Most people don’t turn on their car’s headlights and think, I wish they were brighter. Shuji Nakamura is not most people.
The Nobel Prize-winning illumination scientist has spent the past five years developing a laser-based lighting system. His company, SLD Laser, says the new design is 10 times brighter than today’s LED lights, capable of illuminating objects a kilometer away while using less power than any current technology. And unlike a regular, dumb headlight, the laser can potentially be integrated into current and forthcoming driver-assistance systems.

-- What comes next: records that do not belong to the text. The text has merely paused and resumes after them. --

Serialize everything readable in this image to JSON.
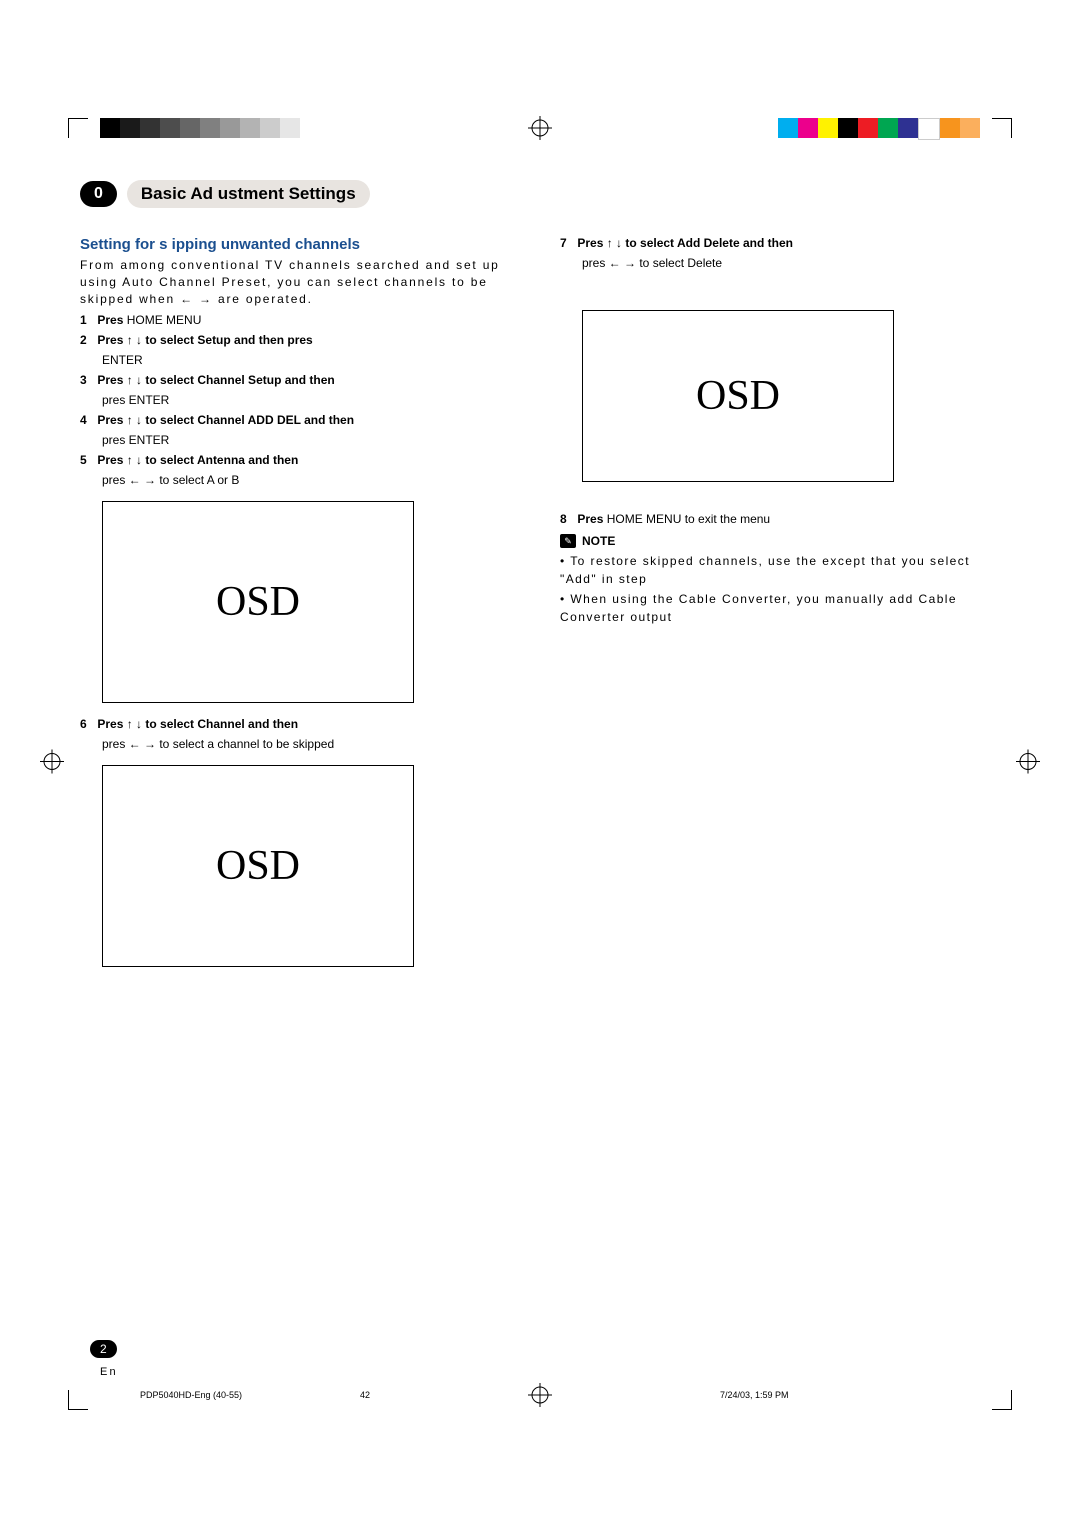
{
  "chapter_number": "0",
  "chapter_title": "Basic Ad ustment Settings",
  "section_heading": "Setting for s ipping unwanted channels",
  "intro_text": "From among conventional TV channels searched and set up using Auto Channel Preset, you can select channels to be skipped when ← → are operated.",
  "steps": {
    "s1": {
      "num": "1",
      "bold": "Pres",
      "rest": " HOME MENU"
    },
    "s2": {
      "num": "2",
      "bold": "Pres ↑ ↓ to select Setup and then pres",
      "rest": "",
      "enter": "ENTER"
    },
    "s3": {
      "num": "3",
      "bold": "Pres ↑ ↓ to select Channel Setup and then",
      "rest": "",
      "enter": "pres   ENTER"
    },
    "s4": {
      "num": "4",
      "bold": "Pres ↑ ↓ to select Channel ADD DEL  and then",
      "rest": "",
      "enter": "pres   ENTER"
    },
    "s5": {
      "num": "5",
      "bold": "Pres ↑ ↓ to select Antenna  and then",
      "rest": "",
      "enter": "pres   ← → to select A or B"
    },
    "s6": {
      "num": "6",
      "bold": "Pres ↑ ↓ to select Channel  and then",
      "rest": "",
      "enter": "pres   ← → to select a channel to be skipped"
    },
    "s7": {
      "num": "7",
      "bold": "Pres ↑ ↓ to select Add Delete  and then",
      "rest": "",
      "enter": "pres   ← → to select Delete"
    },
    "s8": {
      "num": "8",
      "bold": "Pres",
      "rest": " HOME MENU to exit the menu"
    }
  },
  "osd_label": "OSD",
  "note_label": "NOTE",
  "note_bullets": [
    "• To restore skipped channels, use the except that you select \"Add\" in step",
    "• When using the Cable Converter, you manually add Cable Converter output"
  ],
  "page_number": "2",
  "lang": "En",
  "footer": {
    "left": "PDP5040HD-Eng (40-55)",
    "mid": "42",
    "right": "7/24/03, 1:59 PM"
  },
  "grayscale": [
    "#000000",
    "#1a1a1a",
    "#333333",
    "#4d4d4d",
    "#666666",
    "#808080",
    "#999999",
    "#b3b3b3",
    "#cccccc",
    "#e6e6e6"
  ],
  "color_swatches": [
    "#00aeef",
    "#ec008c",
    "#fff200",
    "#000000",
    "#ed1c24",
    "#00a651",
    "#2e3192",
    "#ffffff",
    "#f7941d",
    "#fbaf5d"
  ],
  "colors": {
    "heading": "#1b4f8f",
    "chapter_bg": "#e8e4e0"
  }
}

Do headlights need to be brighter?
(Score: 0) by Anonymous Coward on Wednesday January 16 2019, @06:31PM
Pretty much. At 90kph, you'd be doing that distance in 40 seconds, at 113kph is more like 30 seconds.
You need roughly 5 seconds at a minimum to drive safely, and 10 seconds is a more reasonable number. 30 seconds is significant overkill and in practice, you'd probably want to aim the headlight down so that it doesn't blind the drivers and oncoming traffic.
Typical headlights will reveal far more than they do, if you point them less at the road and more forward, but that runs the risk of blinding oncoming traffic an dcausing collisions.
The biggest benefit from this would be for the central part of the headlight illuminating the bits that are directly in front of you.